Communication Isn’t Only Your Words
Why Disagreement Isn’t Bad
A lot of couples choose to use the silent treatment because they figure that by not fighting they’re helping the relationship. This is extremely false. No, couples therapy can help in such circumstances. Silent treatment is toxic to relationships. Did you know that meditation improves communication? By withdrawing from communication with your spouse, you end up reinforcing the polarization between yourself and your spouse. You don’t want to end up so separate from your spouse that you aren’t talking at all.
Arguments are healthy because you are each an individual. What isn’t healthy is name calling, being dismissive, and ignoring the others concerns. When you feel as though you want to go into the silent treatment to avoid conflict, it would be better to tell your partner that the conversation is making you feel uncomfortable and ask if you can discuss the situation after you’ve composed yourself.
Show That You Heard Your Partner
The best way to avoid bad communication is to show your partner that you can hear what they are saying.
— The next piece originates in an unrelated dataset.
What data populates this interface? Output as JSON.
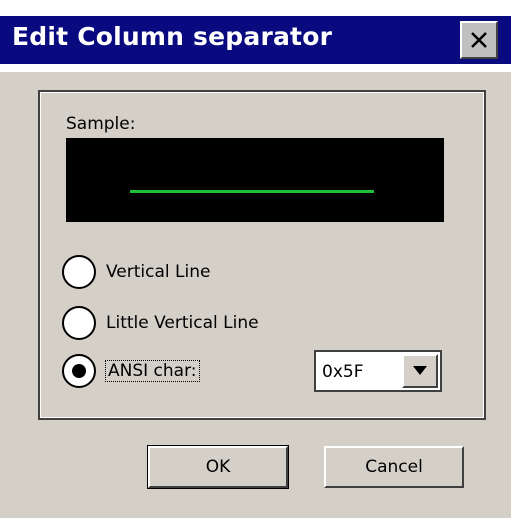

Sometimes, your spouse might ask if you’re listening and you’ll say, “Yeah, I heard you” and yet you still have a disagreement. This is because you can hear the words but you aren’t understanding them. The best way to improve communication is when having a discussion reiterate to your partner that you heard what they said.
Your spouse might say, “Honey, you never take me out and I want to go to the ballet.” A good way to counteract this would be to say, “I hear that you feel like you don’t get to go out, why don’t you go out tonight.” This gives your spouse the chance to let you know that they don’t want to go out by themselves, what they really want is to spend time with you in a setting outside your home. This one tip alone will easily improve most disagreements that you have with your spouse.